In our regular Brussels Dining articles James Drew samples two bar-restaurants for us this month.

The Grapevine
Takes me back, remembering how The Grapevine used to be, and considering how much better it is now.

Some 16 years ago, when I first experienced the delights of Brussels, I had already made Place du Luxembourg my social arena, but my visits to The Grapevine were occasionl. Don’t get me wrong, it wasn’t that I didn’t like it, per se, but as a good friend of the time (sadly no longer with us) said: “Every night is amateur night in here.”

The bar was pretty much the main stomping ground for Brussels’ many stagiaires and, with the exception of a few bar snacks, there was no food.

Fast forward to 2010, and there was a new boy on the block, Paul Vanderpass. A former policeman, he had big ideas for The Grapevine, and he quickly set about putting them into practice. Hand-picked, excellent staff, very pretty girls, all very friendly. A genuine bill of fare, with monthly suggestions, an all-you-can-eat Indian buffet and a plat du jour at the very reasonable price of €12.50, including soup, all provided by a first-rate chef.

Best bar in town? It comes pretty damn close to being.
the-grapevine.be

Magnum
Magnum was one of the key series of the eighties, in which Tom Selleck played a detective who was famous for his mustache, his floral shirts and Ferrari. For those who like their wine, a magnum is a ‘double’ bottle, coming in at a litre-and-a-half of the good stuff. And, now, Magnum is also the name of a brand new wine bar and restaurant in Uccle.
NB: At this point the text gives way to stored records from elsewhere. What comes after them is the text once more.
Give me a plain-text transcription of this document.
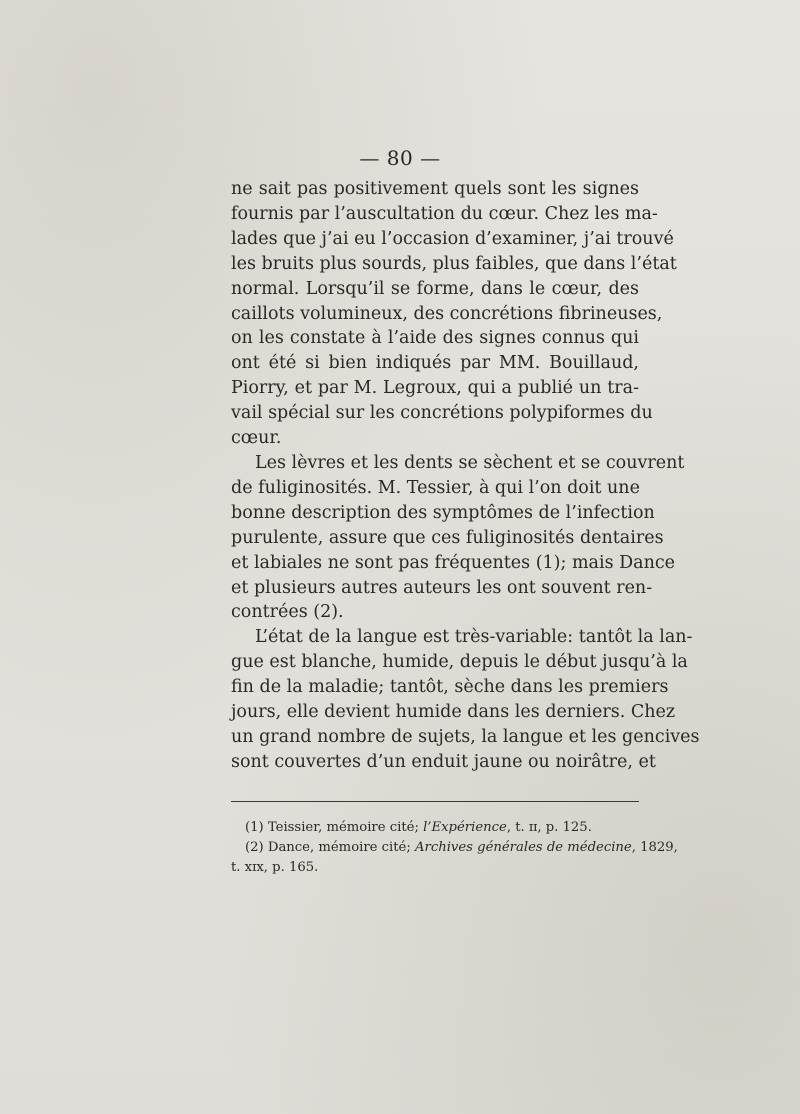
— 80 —
ne sait pas positivement quels sont les signes
fournis par l’auscultation du cœur. Chez les ma-
lades que j’ai eu l’occasion d’examiner, j’ai trouvé
les bruits plus sourds, plus faibles, que dans l’état
normal. Lorsqu’il se forme, dans le cœur, des
caillots volumineux, des concrétions fibrineuses,
on les constate à l’aide des signes connus qui
ont été si bien indiqués par MM. Bouillaud,
Piorry, et par M. Legroux, qui a publié un tra-
vail spécial sur les concrétions polypiformes du
cœur.
Les lèvres et les dents se sèchent et se couvrent
de fuliginosités. M. Tessier, à qui l’on doit une
bonne description des symptômes de l’infection
purulente, assure que ces fuliginosités dentaires
et labiales ne sont pas fréquentes (1); mais Dance
et plusieurs autres auteurs les ont souvent ren-
contrées (2).
L’état de la langue est très-variable: tantôt la lan-
gue est blanche, humide, depuis le début jusqu’à la
fin de la maladie; tantôt, sèche dans les premiers
jours, elle devient humide dans les derniers. Chez
un grand nombre de sujets, la langue et les gencives
sont couvertes d’un enduit jaune ou noirâtre, et
(1) Teissier, mémoire cité; l’Expérience, t. ɪɪ, p. 125.
(2) Dance, mémoire cité; Archives générales de médecine, 1829,
t. xɪx, p. 165.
In replacing their restaurant that went before it in the same location, ‘Le Copeau’, brothers Mathias and Gaspard Vosswinkel, a gourmet duo, have taken their baby in quite a different direction.

I plumped for the scampis, which were absolutely delicious, with a cream and mustard sauce that was to die for and Catherine chose the tarte tatin endives, which she said was offset beautifully by its goat’s cheese sorbet combined with the sweetness of the caramelized endives. All complemented very well by the excellent cabernet sauvignon, chosen from the extensive (and completely bio) wine range, we were then all set for our main courses – and they did not disappoint, either.

Magnum has only limited covers, a quite deliberate move on the part of Mathias and Gaspard. Mathias explained: “We really wanted to make it a bar-restaurant that you would truly feel comfortable with.”